Gu Chengying, Chen Qian, Wang Liang, Qian Hao, Tian Ran, Liu Zhenyu, Zhang Shuyang
Department of Cardiology, Peking Union Medical College Hospital, Peking Union Medical College and Chinese Academy of Medical Sciences, Beijing, China.
Department of Clinical Laboratory, Peking Union Medical College Hospital, Peking Union Medical College and Chinese Academy of Medical Sciences, Beijing, China.
Eur J Pharmacol. 2025 Sep 5;1002:177855. doi: 10.1016/j.ejphar.2025.177855. Epub 2025 Jun 20.
Platelet activation is a key factor that aggravates the prognosis of myocardial ischemia-reperfusion injury (MIRI). Peroxiredoxin 2 (Prdx2) is an endogenous peroxidase that helps mitigate atherosclerosis and myocardial infarction; however, its effect on platelets in MIRI remains unclear.
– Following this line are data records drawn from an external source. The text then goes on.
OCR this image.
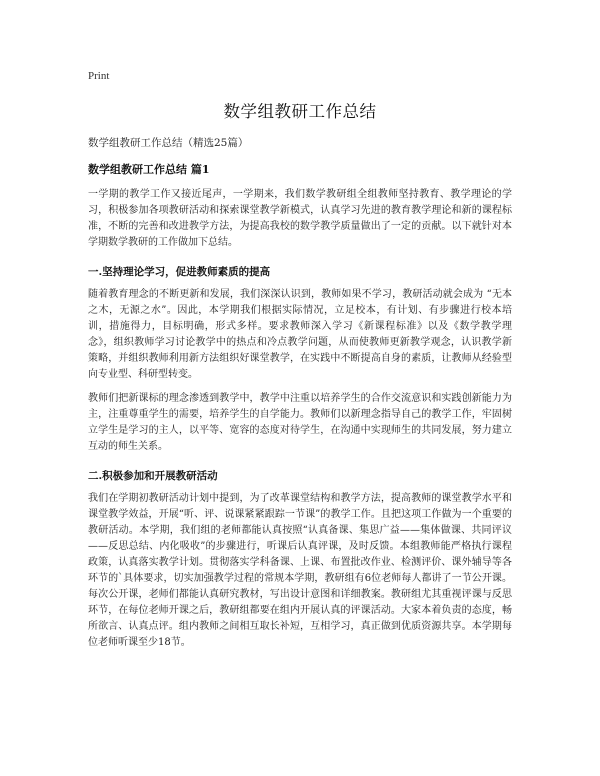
Print

数学组教研工作总结

数学组教研工作总结（精选25篇）

数学组教研工作总结 篇1

一学期的教学工作又接近尾声，一学期来，我们数学教研组全组教师坚持教育、教学理论的学习，积极参加各项教研活动和探索课堂教学新模式，认真学习先进的教育教学理论和新的课程标准，不断的完善和改进教学方法，为提高我校的数学教学质量做出了一定的贡献。以下就针对本学期数学教研的工作做加下总结。

一.坚持理论学习，促进教师素质的提高

随着教育理念的不断更新和发展，我们深深认识到，教师如果不学习，教研活动就会成为 “无本之木，无源之水”。因此，本学期我们根据实际情况，立足校本，有计划、有步骤进行校本培训，措施得力，目标明确，形式多样。要求教师深入学习《新课程标准》以及《数学教学理念》，组织教师学习讨论教学中的热点和冷点教学问题，从而使教师更新教学观念，认识教学新策略，并组织教师利用新方法组织好课堂教学，在实践中不断提高自身的素质，让教师从经验型向专业型、科研型转变。

教师们把新课标的理念渗透到教学中，教学中注重以培养学生的合作交流意识和实践创新能力为主，注重尊重学生的需要，培养学生的自学能力。教师们以新理念指导自己的教学工作，牢固树立学生是学习的主人，以平等、宽容的态度对待学生，在沟通中实现师生的共同发展，努力建立互动的师生关系。

二.积极参加和开展教研活动

我们在学期初教研活动计划中提到，为了改革课堂结构和教学方法，提高教师的课堂教学水平和课堂教学效益，开展“听、评、说课紧紧跟踪一节课”的教学工作。且把这项工作做为一个重要的教研活动。本学期，我们组的老师都能认真按照“认真备课、集思广益——集体做课、共同评议——反思总结、内化吸收”的步骤进行，听课后认真评课，及时反馈。本组教师能严格执行课程政策，认真落实教学计划。贯彻落实学科备课、上课、布置批改作业、检测评价、课外辅导等各环节的`具体要求，切实加强教学过程的常规本学期，教研组有6位老师每人都讲了一节公开课。每次公开课，老师们都能认真研究教材，写出设计意图和详细教案。教研组尤其重视评课与反思环节，在每位老师开课之后，教研组都要在组内开展认真的评课活动。大家本着负责的态度，畅所欲言、认真点评。组内教师之间相互取长补短，互相学习，真正做到优质资源共享。本学期每位老师听课至少18节。
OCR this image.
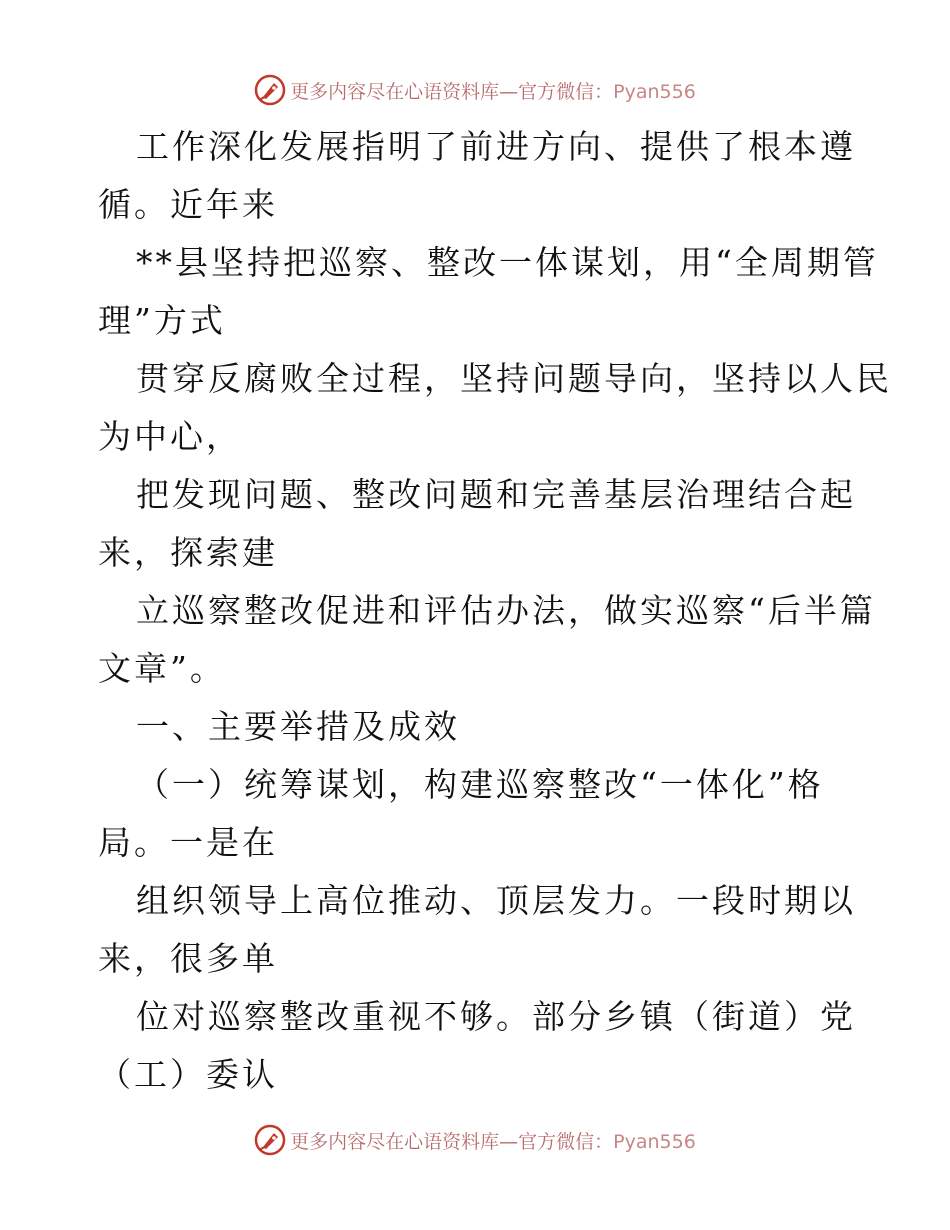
更多内容尽在心语资料库—官方微信：Pyan556

工作深化发展指明了前进方向、提供了根本遵

循。近年来

**县坚持把巡察、整改一体谋划，用“全周期管

理”方式

贯穿反腐败全过程，坚持问题导向，坚持以人民

为中心，

把发现问题、整改问题和完善基层治理结合起

来，探索建

立巡察整改促进和评估办法，做实巡察“后半篇

文章”。

一、主要举措及成效

（一）统筹谋划，构建巡察整改“一体化”格

局。一是在

组织领导上高位推动、顶层发力。一段时期以

来，很多单

位对巡察整改重视不够。部分乡镇（街道）党

（工）委认

更多内容尽在心语资料库—官方微信：Pyan556
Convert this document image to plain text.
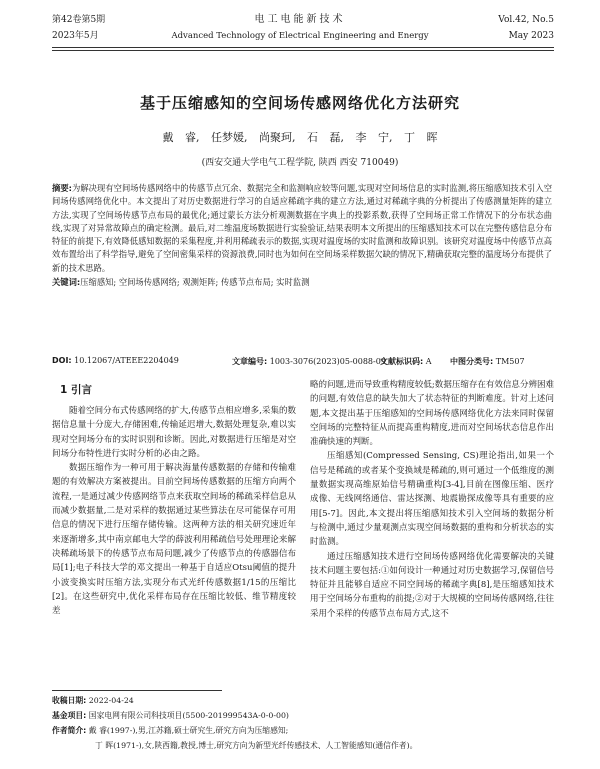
第42卷第5期
2023年5月
电工电能新技术
Advanced Technology of Electrical Engineering and Energy
Vol.42, No.5
May 2023
基于压缩感知的空间场传感网络优化方法研究
戴 睿, 任梦媛, 尚聚珂, 石 磊, 李 宁, 丁 晖
(西安交通大学电气工程学院, 陕西 西安 710049)
摘要:为解决现有空间场传感网络中的传感节点冗余、数据完全和监测响应较等问题,实现对空间场信息的实时监测,将压缩感知技术引入空间场传感网络优化中。本文提出了对历史数据进行学习的自适应稀疏字典的建立方法,通过对稀疏字典的分析提出了传感测量矩阵的建立方法,实现了空间场传感节点布局的最优化;通过蒙长方法分析观测数据在字典上的投影系数,获得了空间场正常工作情况下的分布状态曲线,实现了对异常故障点的确定检测。最后,对二维温度场数据进行实验验证,结果表明本文所提出的压缩感知技术可以在完整传感信息分布特征的前提下,有效降低感知数据的采集程度,并利用稀疏表示的数据,实现对温度场的实时监测和故障识别。该研究对温度场中传感节点高效布置给出了科学指导,避免了空间密集采样的资源浪费,同时也为如何在空间场采样数据欠缺的情况下,精确获取完整的温度场分布提供了新的技术思路。
关键词:压缩感知; 空间场传感网络; 观测矩阵; 传感节点布局; 实时监测
DOI: 10.12067/ATEEE2204049	文章编号: 1003-3076(2023)05-0088-09
文献标识码: A 中图分类号: TM507
1 引言

随着空间分布式传感网络的扩大,传感节点相应增多,采集的数据信息量十分庞大,存储困难,传输延迟增大,数据处理复杂,难以实现对空间场分布的实时识别和诊断。因此,对数据进行压缩是对空间场分布特性进行实时分析的必由之路。

数据压缩作为一种可用于解决海量传感数据的存储和传输难题的有效解决方案被提出。目前空间场传感数据的压缩方向两个流程,一是通过减少传感网络节点来获取空间场的稀疏采样信息从而减少数据量,二是对采样的数据通过某些算法在尽可能保存可用信息的情况下进行压缩存储传输。这两种方法的相关研究速近年来逐渐增多,其中南京邮电大学的薛波利用稀疏信号处理理论来解决稀疏场景下的传感节点布局问题,减少了传感节点的传感器信布局[1];电子科技大学的邓文提出一种基于自适应Otsu阈值的提升小波变换实时压缩方法,实现分布式光纤传感数据1/15的压缩比[2]。在这些研究中,优化采样布局存在压缩比较低、维节精度较差

略的问题,进而导致重构精度较低;数据压缩存在有效信息分辨困难的问题,有效信息的缺失加大了状态特征的判断难度。针对上述问题,本文提出基于压缩感知的空间场传感网络优化方法来同时保留空间场的完整特征从而提高重构精度,进而对空间场状态信息作出准确快速的判断。

压缩感知(Compressed Sensing, CS)理论指出,如果一个信号是稀疏的或者某个变换域是稀疏的,则可通过一个低维度的测量数据实现高维原始信号精确重构[3-4],目前在图像压缩、医疗成像、无线网络通信、雷达探测、地震勘探成像等具有重要的应用[5-7]。因此,本文提出将压缩感知技术引入空间场的数据分析与检测中,通过少量观测点实现空间场数据的重构和分析状态的实时监测。

通过压缩感知技术进行空间场传感网络优化需要解决的关键技术问题主要包括:①如何设计一种通过对历史数据学习,保留信号特征并且能够自适应不同空间场的稀疏字典[8],是压缩感知技术用于空间场分布重构的前提;②对于大规模的空间场传感网络,往往采用个采样的传感节点布局方式,这不

收稿日期: 2022-04-24
基金项目: 国家电网有限公司科技项目(5500-201999543A-0-0-00)
作者简介: 戴 睿(1997-),男,江苏籍,硕士研究生,研究方向为压缩感知;
丁 晖(1971-),女,陕西籍,教授,博士,研究方向为新型光纤传感技术、人工智能感知(通信作者)。
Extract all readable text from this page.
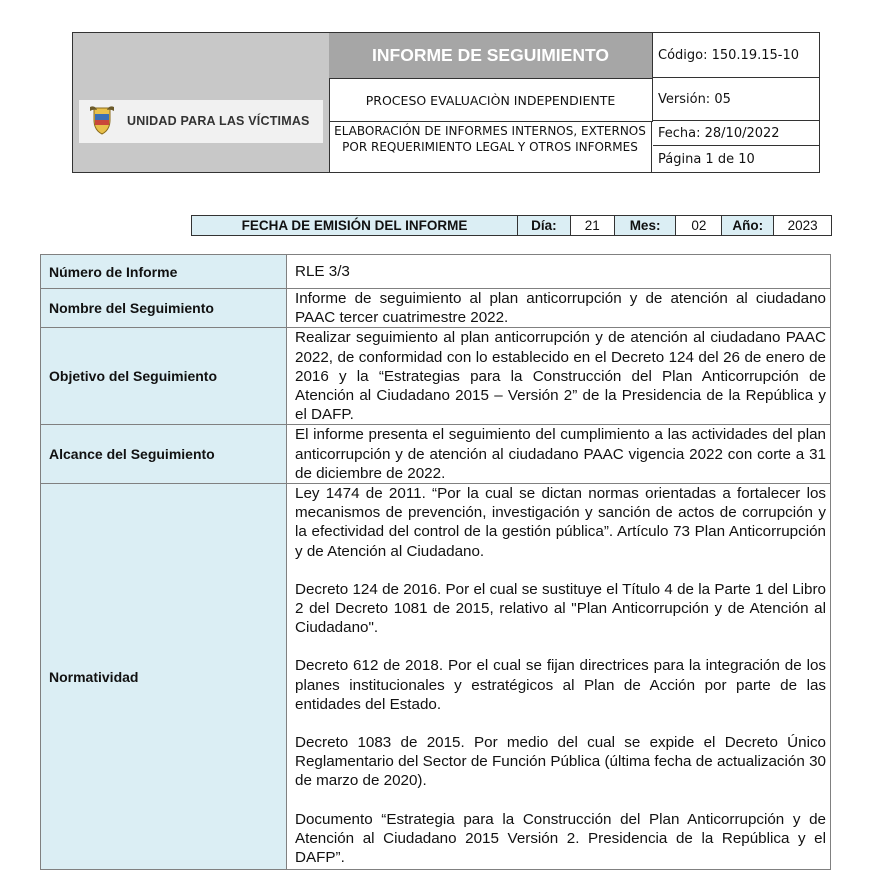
UNIDAD PARA LAS VÍCTIMAS
INFORME DE SEGUIMIENTO
PROCESO EVALUACIÒN INDEPENDIENTE
ELABORACIÓN DE INFORMES INTERNOS, EXTERNOS POR REQUERIMIENTO LEGAL Y OTROS INFORMES
Código: 150.19.15-10
Versión: 05
Fecha: 28/10/2022
Página 1 de 10
FECHA DE EMISIÓN DEL INFORME	Día:	21	Mes:	02	Año:	2023
Número de Informe	RLE 3/3
Nombre del Seguimiento	Informe de seguimiento al plan anticorrupción y de atención al ciudadano PAAC tercer cuatrimestre 2022.
Objetivo del Seguimiento	Realizar seguimiento al plan anticorrupción y de atención al ciudadano PAAC 2022, de conformidad con lo establecido en el Decreto 124 del 26 de enero de 2016 y la “Estrategias para la Construcción del Plan Anticorrupción de Atención al Ciudadano 2015 – Versión 2” de la Presidencia de la República y el DAFP.
Alcance del Seguimiento	El informe presenta el seguimiento del cumplimiento a las actividades del plan anticorrupción y de atención al ciudadano PAAC vigencia 2022 con corte a 31 de diciembre de 2022.
Normatividad	Ley 1474 de 2011. “Por la cual se dictan normas orientadas a fortalecer los mecanismos de prevención, investigación y sanción de actos de corrupción y la efectividad del control de la gestión pública”. Artículo 73 Plan Anticorrupción y de Atención al Ciudadano.

Decreto 124 de 2016. Por el cual se sustituye el Título 4 de la Parte 1 del Libro 2 del Decreto 1081 de 2015, relativo al "Plan Anticorrupción y de Atención al Ciudadano".

Decreto 612 de 2018. Por el cual se fijan directrices para la integración de los planes institucionales y estratégicos al Plan de Acción por parte de las entidades del Estado.

Decreto 1083 de 2015. Por medio del cual se expide el Decreto Único Reglamentario del Sector de Función Pública (última fecha de actualización 30 de marzo de 2020).

Documento “Estrategia para la Construcción del Plan Anticorrupción y de Atención al Ciudadano 2015 Versión 2. Presidencia de la República y el DAFP”.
Prdx2 expression and platelet activation status were assessed in patients with acute coronary syndrome (ACS) and stable angina pectoris (SAP). Then, the effect of Prdx2 on agonist-induced platelet activation and MIRI was assessed by using the rat MIRI model. SC79 (an AKT pathway activator) was used to reveal the underlying mechanisms.
Patients with ACS had lower serum Prdx2 levels than those with SAP. Rats pretreated with Prdx2 exhibited reduced levels of creatine kinase-myocardial band (CK-MB) and lactate dehydrogenase (LDH). HE staining revealed that Prdx2 alleviated myocardial necrosis and inflammatory infiltration in MIRI rats. Prdx2-pretreated rats revealed improved cardiac systolic function compared to the sham controls. 2,3,5-triphenyltetrazolium chloride staining demonstrated that the MIRI was attenuated by Prdx2 pretreatment. When compared to sham controls, Prdx2 pretreatment platelets exhibited inhibition in platelet aggregation, Adenosine Triphosphate (ATP) release, P-selectin and αIIbβ3 expression, spreading area on fibrinogen, and in vivo hemostatic function. SC79 partially attenuated the above-mentioned platelet inhibition and cardioprotection of Prdx2. Protein blotting experiments of platelets revealed that Prdx2 inhibited AKT/NF-κB phosphorylation in MIRI, which SC79 reversed.
Prdx2 inhibited platelet activation and ameliorated MIRI by inhibiting AKT/NF-κB phosphorylation in platelets.
血小板活化是加重心肌缺血再灌注损伤(MIRI)预后的关键因素。过氧化物酶2(Prdx2)是一种内源性过氧化物酶,有助于减轻动脉粥样硬化和心肌梗死;然而,其在MIRI中对血小板的作用仍不清楚。
评估急性冠状动脉综合征(ACS)和稳定型心绞痛(SAP)患者的Prdx2表达和血小板活化状态。然后,通过大鼠MIRI模型评估Prdx2对激动剂诱导的血小板活化和MIRI的影响。使用SC79(一种AKT通路激活剂)来揭示潜在机制。
ACS患者的血清Prdx2水平低于SAP患者。用Prdx2预处理的大鼠肌酸激酶同工酶(CK-MB)和乳酸脱氢酶(LDH)水平降低。苏木精-伊红染色显示,Prdx2减轻了MIRI大鼠的心肌坏死和炎症浸润。与假手术对照组相比,Prdx2预处理的大鼠心脏收缩功能得到改善。氯化三苯基四氮唑染色表明,Prdx2预处理减轻了MIRI。与假手术对照组相比,Prdx2预处理的血小板在血小板聚集、三磷酸腺苷(ATP)释放、P-选择素和αIIbβ3表达、在纤维蛋白原上的铺展面积以及体内止血功能方面表现出抑制作用。SC79部分减弱了Prdx2对上述血小板的抑制作用和心脏保护作用。血小板的蛋白质印迹实验表明,Prdx2在MIRI中抑制AKT/NF-κB磷酸化,而SC79可逆转这种抑制作用。
Prdx2通过抑制血小板中的AKT/NF-κB磷酸化来抑制血小板活化并改善MIRI。